Whimper, Not Bang
Yes, yes, we all get the TS Eliot reference
The most surprising thing to everyone turned out to be how mundane the end of the world was. You would think that an alien invasion from outer space, complete with reptilian Masters of the Universe equipped with laser emitting talons would have been more fraught, and frankly, more dramatic.
The first hints of something unusual happening were a few cryptic tweets on Twitter, which were rapidly suppressed by our government. But of course, more surfaced and then more and more until the censors could no longer continue their Whack A Mole strategy. Facebook and Instagram were also all over it and then finally cable and network news caught up. Most of the initial reporting was quite circumspect, as no one wanted to be accused of creating a mass panic or “getting ahead of their skis” as the talking heads kept relentlessly minding us. Also, there was rampant fear that the entire thing was a hoax, designed by some agenda driven terrorist group in order to crash the global markets and to cause worldwide instability.
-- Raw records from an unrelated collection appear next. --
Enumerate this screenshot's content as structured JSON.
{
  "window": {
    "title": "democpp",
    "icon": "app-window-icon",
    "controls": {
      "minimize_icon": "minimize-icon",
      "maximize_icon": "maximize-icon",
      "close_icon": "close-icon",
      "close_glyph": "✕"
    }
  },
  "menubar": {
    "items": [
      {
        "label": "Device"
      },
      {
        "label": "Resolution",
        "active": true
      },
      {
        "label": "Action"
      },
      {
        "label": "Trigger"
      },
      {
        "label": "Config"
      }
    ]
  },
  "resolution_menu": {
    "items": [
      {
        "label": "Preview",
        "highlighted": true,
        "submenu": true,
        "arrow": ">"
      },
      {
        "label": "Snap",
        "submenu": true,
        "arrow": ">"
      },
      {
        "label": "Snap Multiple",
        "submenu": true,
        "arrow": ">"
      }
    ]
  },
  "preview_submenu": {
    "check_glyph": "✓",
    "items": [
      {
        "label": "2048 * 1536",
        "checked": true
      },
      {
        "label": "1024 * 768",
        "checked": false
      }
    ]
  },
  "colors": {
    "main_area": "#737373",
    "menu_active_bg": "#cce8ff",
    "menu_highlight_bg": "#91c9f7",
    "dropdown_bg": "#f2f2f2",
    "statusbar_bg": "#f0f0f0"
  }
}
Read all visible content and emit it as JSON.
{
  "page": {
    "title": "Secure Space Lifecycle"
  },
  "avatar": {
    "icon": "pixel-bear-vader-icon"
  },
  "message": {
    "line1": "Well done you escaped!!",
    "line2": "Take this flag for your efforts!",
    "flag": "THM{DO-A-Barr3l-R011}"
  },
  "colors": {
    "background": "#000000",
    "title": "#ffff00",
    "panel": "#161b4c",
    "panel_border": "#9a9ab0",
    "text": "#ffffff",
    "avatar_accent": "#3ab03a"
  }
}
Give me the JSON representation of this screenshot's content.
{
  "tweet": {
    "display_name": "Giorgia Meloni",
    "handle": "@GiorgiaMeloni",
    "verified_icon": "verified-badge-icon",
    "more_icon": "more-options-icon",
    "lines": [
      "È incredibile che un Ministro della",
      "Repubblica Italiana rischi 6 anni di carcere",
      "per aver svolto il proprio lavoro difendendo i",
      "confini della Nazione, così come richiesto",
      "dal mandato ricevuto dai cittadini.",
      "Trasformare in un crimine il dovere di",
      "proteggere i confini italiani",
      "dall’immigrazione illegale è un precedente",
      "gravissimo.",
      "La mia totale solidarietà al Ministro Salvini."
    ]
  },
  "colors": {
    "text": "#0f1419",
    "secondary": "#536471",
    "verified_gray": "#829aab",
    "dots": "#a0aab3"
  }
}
But, aliens had actually landed on Earth. Not in any huge numbers and not in any concentrated locations, just scattered about here and there, about ten landings per continent. Each spaceship contained approximately one hundred invaders, who all looked identical — tall, elongated bodies, over-sized heads, large fly-like eyes, about 7 ft. height on average. Their dermis was dark grey and leathery and as mentioned previously, they had talons that emitted a vaporizing laser which they demonstrated to the initial human approachers. They tried hard not to annihilate any humans at first, focusing instead on vehicles and plant-life, but the humans kept advancing on them with flame throwers and grenade launchers and the like until the frustrated aliens were forced to evaporate a few individuals in order to make the point that in terms of weaponry, they held all the cards.
They did not speak, but possessed some kind of universal communication whereby they made their wishes known through mental telepathy that cut through all language barriers. What they desired was to be left alone to fulfill their reconnaissance mission of Earth exploration. They did not wish to speak to any leaders of any nations, they wanted simply to observe the flora, the fauna, the humans, the cities and the countryside of the planet. No one saw them eat or ingest anything although on a very few occasions they appeared to anoint one another in their joints with small pouches of some kind of lubricant, much like the Tin Man in The Wizard of Oz. The fact that they appeared free of carnivore or even herbivore impulses was naturally a great relief to all, since after the landings there had been far too many references to The Twilight Zone and To Serve Mankind. “It’s a cookbook!” became universally reviled as an overused comedic tagline with no vestigial value to society, humorous or otherwise.
The Presidents of nations addressed their populations individually, advising calm since so far the invaders had shown no hostile intent. The US President insisted he had a “beautiful” relationship with the leaders of the space delegation and was exploring preliminary trade agreements with them and hoped that they would employ Americans in their future venture. He seemed to imply that he would be happy to form an alliance with the extraterrestrials even at the expense of other nations, including long-term allies and mentioned how no one did detention and imprisonment better than the United States. This speech touched off an international furor and ended up isolating the United States as a pariah country after volunteering to become in effect the Trustee Nation in service to the invaders. The President said other countries were mad only because he had made the first overture.
As the weeks passed, life unremarkably chugged on. There were no riots or demonstrations or mass suicides or revolutions. Church attendance went neither up nor down. The stock market was predictably volatile with wild swings as the volume went bear or bull seemingly by the minute based on whatever the latest rumor was. There was a surge in YouTube videos and podcasts about the extraterrestrials plus a number of first person unverified accounts of abductions and experimentation all of which lacked any physical substantiating evidence.
A number of women worldwide reported themselves to be impregnated by nighttime bedroom alien visitors who would simply sit on the foot of their bed and stare intently at them. Once again, although these reports were numerous and practically identical in detail, there was no way to confirm or deny their veracity. No zygotes or embryos were detected, but no one knew what they were looking for either, or what the gestation period might be. The women who claimed this shared experience called themselves Brides of the Galaxy and formed convent/communes to await together the eventual emergence of their offspring.
The ETs popped up unexpectedly in odd places; some turned up on Prince Edward Island for an Anne of Green Gables tour for instance, and posed for pictures with Japanese tourists in front of Lucy Maud Montgomery’s birthplace. They were also seen at The San Diego Zoo and on the Galapagos Islands and at both Chernobyl and Hiroshima; their tourist sensibilities seemed like an amalgamation between Fodor’s and some kind atomic disaster map they had maintained from outer space.
It has been over two years since they landed and the anxiety and expectation is literally killing us as all of mankind on Earth waits for the next shoe to drop.